Every word of the song resonates with the message that “things are bad now but we will get through this together and finally find our long lost dawn”.

I’ve been looking around for a place that’s safe and warm for a long long time. Since the time when that song was on the air, more or less.

And it gets me thinking about optimism and hope in darker times. It’s no coincidence that so many songs of hope and happiness came out of the Great Depression. That was an era when only great hope could defeat the great sorrows of the era, and optimism was not optional.

It was a survival skill. You found hope or you lay down and died.

It also gets me thinking about something the fantabulous Felicity said to me last night. A lesson I feel like she’s been trying to teach me for years but I was not yet wise enough to learn it until now.

She described something I said as being “logically true but not in a helpful way” and my instinctive response was to wholesale reject this clearly illogical sentiment and insist that something is either true or it isn’t, whether it helps or not.

But, to my credit, I stopped myself from going down that road and thus both avoided a no doubt worse than useless argument and gave myself the space I needed in order to truly try to get what she was telling me.

And that, in turn, gave me a glimpse at the profound and soul-destroying errors to which my Brutal Truth Machine of a mind is prone.
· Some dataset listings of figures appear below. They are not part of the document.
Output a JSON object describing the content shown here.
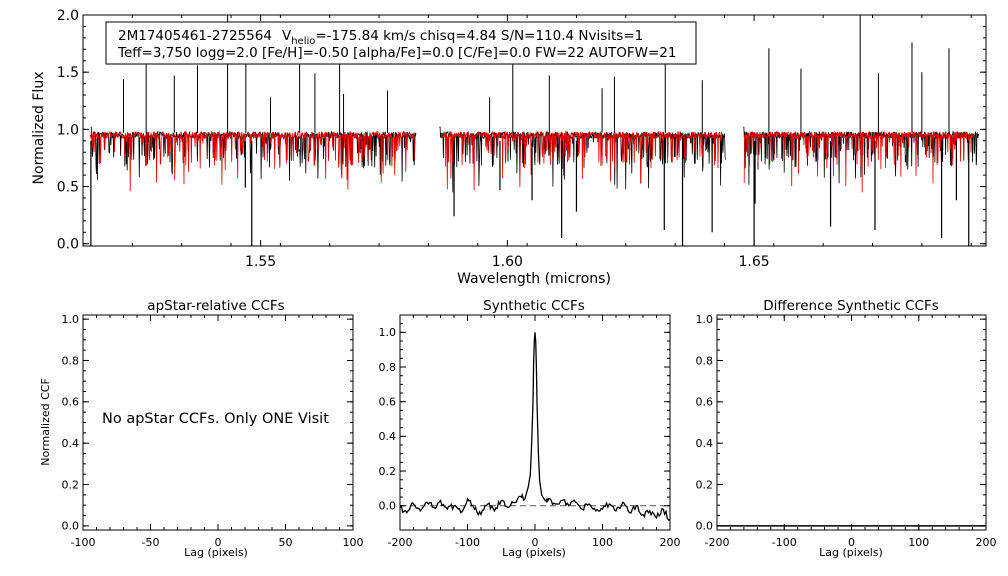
{
  "chart_data": [
    {
      "id": "spectrum",
      "type": "line",
      "xlabel": "Wavelength (microns)",
      "ylabel": "Normalized Flux",
      "xlim": [
        1.514,
        1.697
      ],
      "ylim": [
        -0.02,
        2.0
      ],
      "xticks": [
        1.55,
        1.6,
        1.65
      ],
      "xtick_labels": [
        "1.55",
        "1.60",
        "1.65"
      ],
      "yticks": [
        0.0,
        0.5,
        1.0,
        1.5,
        2.0
      ],
      "ytick_labels": [
        "0.0",
        "0.5",
        "1.0",
        "1.5",
        "2.0"
      ],
      "info_box": {
        "line1_star": "2M17405461-2725564",
        "line1_v": "V",
        "line1_sub": "helio",
        "line1_rest": "=-175.84 km/s  chisq=4.84  S/N=110.4  Nvisits=1",
        "line2": "Teff=3,750 logg=2.0 [Fe/H]=-0.50 [alpha/Fe]=0.0 [C/Fe]=0.0 FW=22 AUTOFW=21"
      },
      "series": [
        {
          "color": "#000000",
          "chips": [
            [
              1.5155,
              1.5815
            ],
            [
              1.5862,
              1.6442
            ],
            [
              1.6478,
              1.6955
            ]
          ],
          "continuum": 0.95
        },
        {
          "color": "#e00000",
          "chips": [
            [
              1.5155,
              1.5812
            ],
            [
              1.5866,
              1.6435
            ],
            [
              1.648,
              1.6945
            ]
          ],
          "continuum": 0.95
        }
      ],
      "spikes_up": [
        [
          1.5222,
          1.44
        ],
        [
          1.5268,
          1.62
        ],
        [
          1.5325,
          1.47
        ],
        [
          1.5372,
          1.56
        ],
        [
          1.5433,
          2.0
        ],
        [
          1.547,
          1.59
        ],
        [
          1.552,
          1.28
        ],
        [
          1.5579,
          1.65
        ],
        [
          1.561,
          1.49
        ],
        [
          1.566,
          1.71
        ],
        [
          1.5668,
          1.31
        ],
        [
          1.5757,
          1.34
        ],
        [
          1.5964,
          1.28
        ],
        [
          1.6011,
          1.76
        ],
        [
          1.6085,
          1.47
        ],
        [
          1.6192,
          1.36
        ],
        [
          1.6217,
          1.46
        ],
        [
          1.632,
          1.57
        ],
        [
          1.6395,
          1.43
        ],
        [
          1.653,
          1.71
        ],
        [
          1.6595,
          1.53
        ],
        [
          1.6715,
          2.0
        ],
        [
          1.6752,
          1.49
        ],
        [
          1.682,
          1.76
        ],
        [
          1.684,
          1.5
        ],
        [
          1.6895,
          1.71
        ]
      ],
      "spikes_down": [
        [
          1.5156,
          -0.02
        ],
        [
          1.5469,
          0.49
        ],
        [
          1.5482,
          -0.02
        ],
        [
          1.5892,
          0.24
        ],
        [
          1.5985,
          0.47
        ],
        [
          1.605,
          0.38
        ],
        [
          1.611,
          0.05
        ],
        [
          1.614,
          0.28
        ],
        [
          1.6318,
          0.12
        ],
        [
          1.6355,
          -0.02
        ],
        [
          1.6415,
          0.1
        ],
        [
          1.65,
          -0.02
        ],
        [
          1.6502,
          0.35
        ],
        [
          1.6655,
          0.15
        ],
        [
          1.6745,
          0.12
        ],
        [
          1.688,
          0.05
        ],
        [
          1.691,
          0.38
        ],
        [
          1.6935,
          -0.02
        ]
      ]
    },
    {
      "id": "ccf1",
      "type": "line",
      "title": "apStar-relative CCFs",
      "xlabel": "Lag (pixels)",
      "ylabel": "Normalized CCF",
      "xlim": [
        -100,
        100
      ],
      "ylim": [
        -0.02,
        1.02
      ],
      "xticks": [
        -100,
        -50,
        0,
        50,
        100
      ],
      "xtick_labels": [
        "-100",
        "-50",
        "0",
        "50",
        "100"
      ],
      "yticks": [
        0.0,
        0.2,
        0.4,
        0.6,
        0.8,
        1.0
      ],
      "ytick_labels": [
        "0.0",
        "0.2",
        "0.4",
        "0.6",
        "0.8",
        "1.0"
      ],
      "annotation": "No apStar CCFs.  Only ONE Visit",
      "series": []
    },
    {
      "id": "ccf2",
      "type": "line",
      "title": "Synthetic CCFs",
      "xlabel": "Lag (pixels)",
      "xlim": [
        -200,
        200
      ],
      "ylim": [
        -0.14,
        1.1
      ],
      "xticks": [
        -200,
        -100,
        0,
        100,
        200
      ],
      "xtick_labels": [
        "-200",
        "-100",
        "0",
        "100",
        "200"
      ],
      "yticks": [
        0.0,
        0.2,
        0.4,
        0.6,
        0.8,
        1.0
      ],
      "ytick_labels": [
        "0.0",
        "0.2",
        "0.4",
        "0.6",
        "0.8",
        "1.0"
      ],
      "baseline": 0.0,
      "series": [
        {
          "x": [
            -200,
            -190,
            -180,
            -170,
            -160,
            -150,
            -140,
            -130,
            -120,
            -110,
            -100,
            -90,
            -80,
            -70,
            -60,
            -50,
            -40,
            -30,
            -20,
            -15,
            -10,
            -7,
            -5,
            -3,
            -2,
            -1,
            0,
            1,
            2,
            3,
            5,
            7,
            10,
            15,
            20,
            30,
            40,
            50,
            60,
            70,
            80,
            90,
            100,
            110,
            120,
            130,
            140,
            150,
            160,
            170,
            180,
            190,
            200
          ],
          "y": [
            -0.01,
            -0.04,
            0.01,
            -0.03,
            0.02,
            -0.01,
            0.03,
            -0.02,
            0.0,
            -0.04,
            0.04,
            -0.02,
            -0.05,
            0.01,
            -0.03,
            0.03,
            -0.01,
            0.02,
            0.05,
            0.04,
            0.11,
            0.18,
            0.35,
            0.6,
            0.82,
            0.95,
            1.0,
            0.95,
            0.8,
            0.6,
            0.3,
            0.14,
            0.06,
            0.03,
            0.04,
            0.01,
            0.03,
            0.0,
            0.02,
            -0.02,
            0.01,
            -0.03,
            -0.02,
            0.01,
            -0.03,
            0.02,
            -0.04,
            0.0,
            -0.05,
            -0.03,
            -0.07,
            -0.02,
            -0.08
          ]
        }
      ]
    },
    {
      "id": "ccf3",
      "type": "line",
      "title": "Difference Synthetic CCFs",
      "xlabel": "Lag (pixels)",
      "xlim": [
        -200,
        200
      ],
      "ylim": [
        -0.02,
        1.02
      ],
      "xticks": [
        -200,
        -100,
        0,
        100,
        200
      ],
      "xtick_labels": [
        "-200",
        "-100",
        "0",
        "100",
        "200"
      ],
      "yticks": [
        0.0,
        0.2,
        0.4,
        0.6,
        0.8,
        1.0
      ],
      "ytick_labels": [
        "0.0",
        "0.2",
        "0.4",
        "0.6",
        "0.8",
        "1.0"
      ],
      "series": [
        {
          "x": [
            -200,
            200
          ],
          "y": [
            0.0,
            0.0
          ]
        }
      ]
    }
  ]
}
How the drive to arrive at the “truth” can eliminate a lot of valuable information and perspective in its drive to solve everything.
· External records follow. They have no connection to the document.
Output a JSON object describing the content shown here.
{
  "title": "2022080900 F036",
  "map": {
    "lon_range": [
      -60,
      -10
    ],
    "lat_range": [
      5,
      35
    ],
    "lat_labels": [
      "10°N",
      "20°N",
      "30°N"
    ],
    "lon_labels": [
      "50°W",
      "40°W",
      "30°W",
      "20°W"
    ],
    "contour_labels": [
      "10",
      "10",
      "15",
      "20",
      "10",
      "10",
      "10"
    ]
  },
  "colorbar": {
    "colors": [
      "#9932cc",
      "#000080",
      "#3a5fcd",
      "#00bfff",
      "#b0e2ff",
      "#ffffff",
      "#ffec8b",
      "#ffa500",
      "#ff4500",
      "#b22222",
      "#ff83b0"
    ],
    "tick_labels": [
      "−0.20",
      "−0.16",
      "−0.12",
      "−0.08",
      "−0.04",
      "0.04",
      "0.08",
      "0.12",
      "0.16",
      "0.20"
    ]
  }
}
No…. that’s still too cold. What I am trying to say is that this merciless engine of a mind of mine kills and freezes what it studies and that if I am to have any hope of growing as a person and becoming a real live actual grownup at long last, I am going to have to learn to see, understand, and integrate into myself far more than such computronic thought processes can ever encompass.

That means I have to learn to slow down that machine gun mind of mine long enough for me to look around, smell the roses, see the sights, and take a long walk in the warm sunshine, and try to remember what it means to be alive.

It doesn’t matter what is “true”. Truth cannot sustain me.

What I need is happiness.

And that’s way more important than having the right answer all the time.

I will talk to you nice people again tomorrow.